(December 2011) by Dr Stephen Barker

Right now the press and media are awash with stories about prostate cancer and screening. These stories inevitably beg the question – ‘Why don’t we have a national screening programme for prostate cancer?’ It seems so simple – enroll all New Zealand men in a screening programme and away we go! However, as with most things medical, it is not that easy. I have no doubt that one day we will have some form of national prostate screening. But there are good reasons why it may take a while longer to sort out exactly how this will look.

Firstly, the PSA (Prostate Specific Antigen) test – undeniably one of the most useful we have available in modern medical practice – is not fool-proof. There are a significant number of false negative and false positive results when using the PSA. Other conditions aside from cancer may raise the level, creating artificial anxiety. So, whilst it is a great test, it’s not perfect.

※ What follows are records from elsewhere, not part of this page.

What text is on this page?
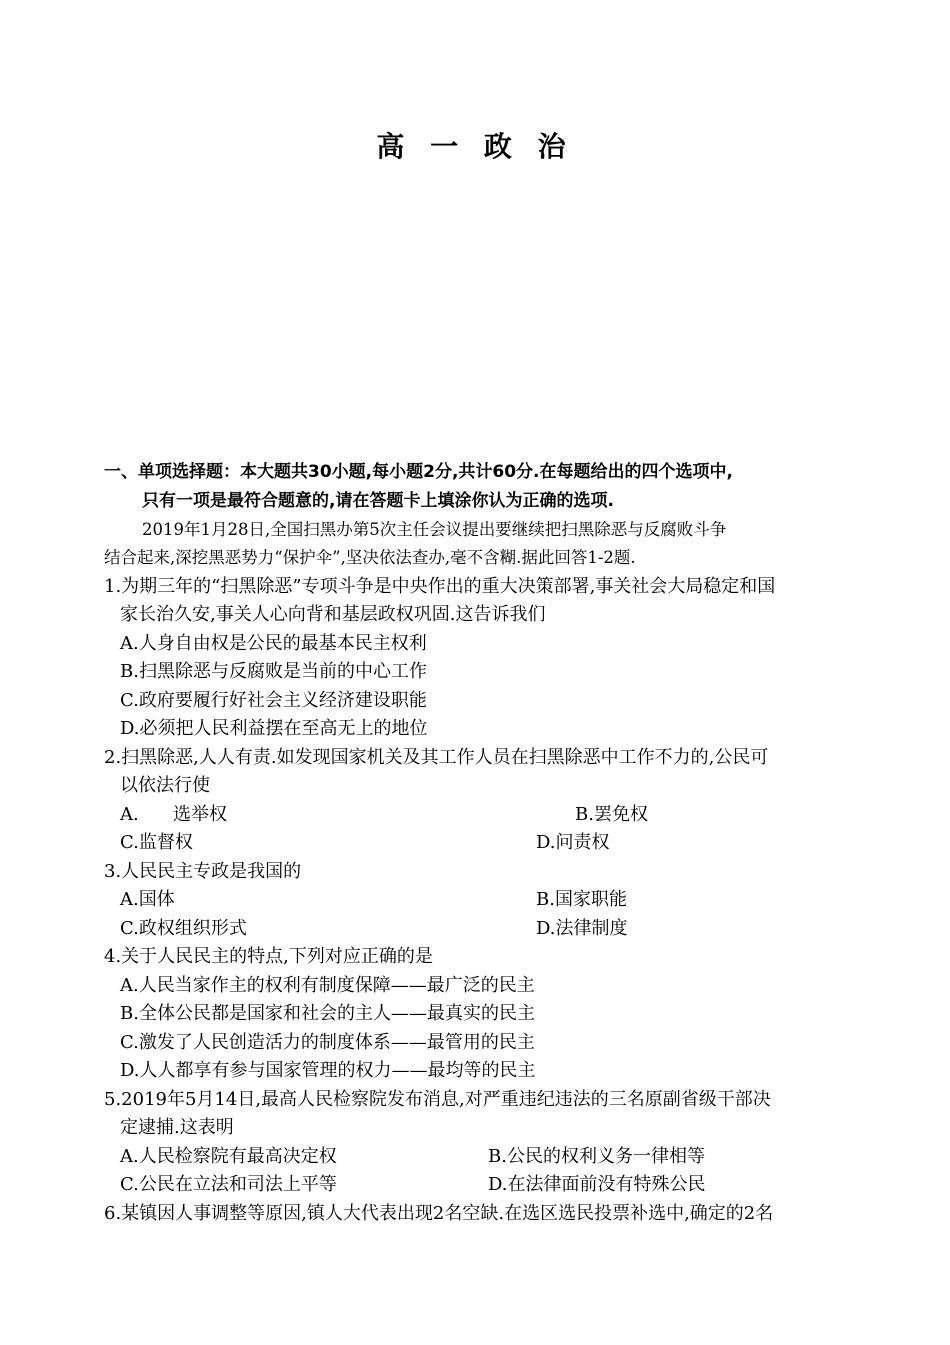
高 一 政 治
一、单项选择题：本大题共30小题,每小题2分,共计60分.在每题给出的四个选项中,
只有一项是最符合题意的,请在答题卡上填涂你认为正确的选项.
2019年1月28日,全国扫黑办第5次主任会议提出要继续把扫黑除恶与反腐败斗争
结合起来,深挖黑恶势力“保护伞”,坚决依法查办,毫不含糊.据此回答1-2题.
1.为期三年的“扫黑除恶”专项斗争是中央作出的重大决策部署,事关社会大局稳定和国
家长治久安,事关人心向背和基层政权巩固.这告诉我们
A.人身自由权是公民的最基本民主权利
B.扫黑除恶与反腐败是当前的中心工作
C.政府要履行好社会主义经济建设职能
D.必须把人民利益摆在至高无上的地位
2.扫黑除恶,人人有责.如发现国家机关及其工作人员在扫黑除恶中工作不力的,公民可
以依法行使
A.      选举权	B.罢免权
C.监督权	D.问责权
3.人民民主专政是我国的
A.国体	B.国家职能
C.政权组织形式	D.法律制度
4.关于人民民主的特点,下列对应正确的是
A.人民当家作主的权利有制度保障——最广泛的民主
B.全体公民都是国家和社会的主人——最真实的民主
C.激发了人民创造活力的制度体系——最管用的民主
D.人人都享有参与国家管理的权力——最均等的民主
5.2019年5月14日,最高人民检察院发布消息,对严重违纪违法的三名原副省级干部决
定逮捕.这表明
A.人民检察院有最高决定权	B.公民的权利义务一律相等
C.公民在立法和司法上平等	D.在法律面前没有特殊公民
6.某镇因人事调整等原因,镇人大代表出现2名空缺.在选区选民投票补选中,确定的2名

Secondly, what happens when a PSA test is confirmed as genuinely elevated? Typically, the next step is a prostate biopsy. This is a potentially uncomfortable test where a biopsy needle is passed via the rectum, directly into the prostate tissue, sampling several areas of the prostate. The test itself carries a small risk of bleeding and infection. Again, there are a number of false negative and false positive results that may occur.

If prostate cancer is diagnosed following the biopsy, then there is the question of what to expect regarding the progress of the cancer, and whether to treat or not to treat. Prostate cancer does not behave in the same way for everybody. On average, the older one is, the more likely it is that the prostate cancer will give less overall trouble. Whereas, in younger patients, there is more chance of aggressive prostate cancer. The latest studies support early treatment of prostate cancer, especially in younger men (‘younger’ usually means 50s or so guys!). However, it’s well known that treatment itself may have unwanted side effects.

As with every field of medicine, there will no doubt be improvements in the diagnostic tools and the treatment options. For the present though, it remains important to create the right kind of screening programme – one that maximises diagnostic benefit to some, yet minimises harm to the rest of the screened population. Meantime, most GPs are happy to offer a PSA test to male patients on an individual basis following appropriate discussion.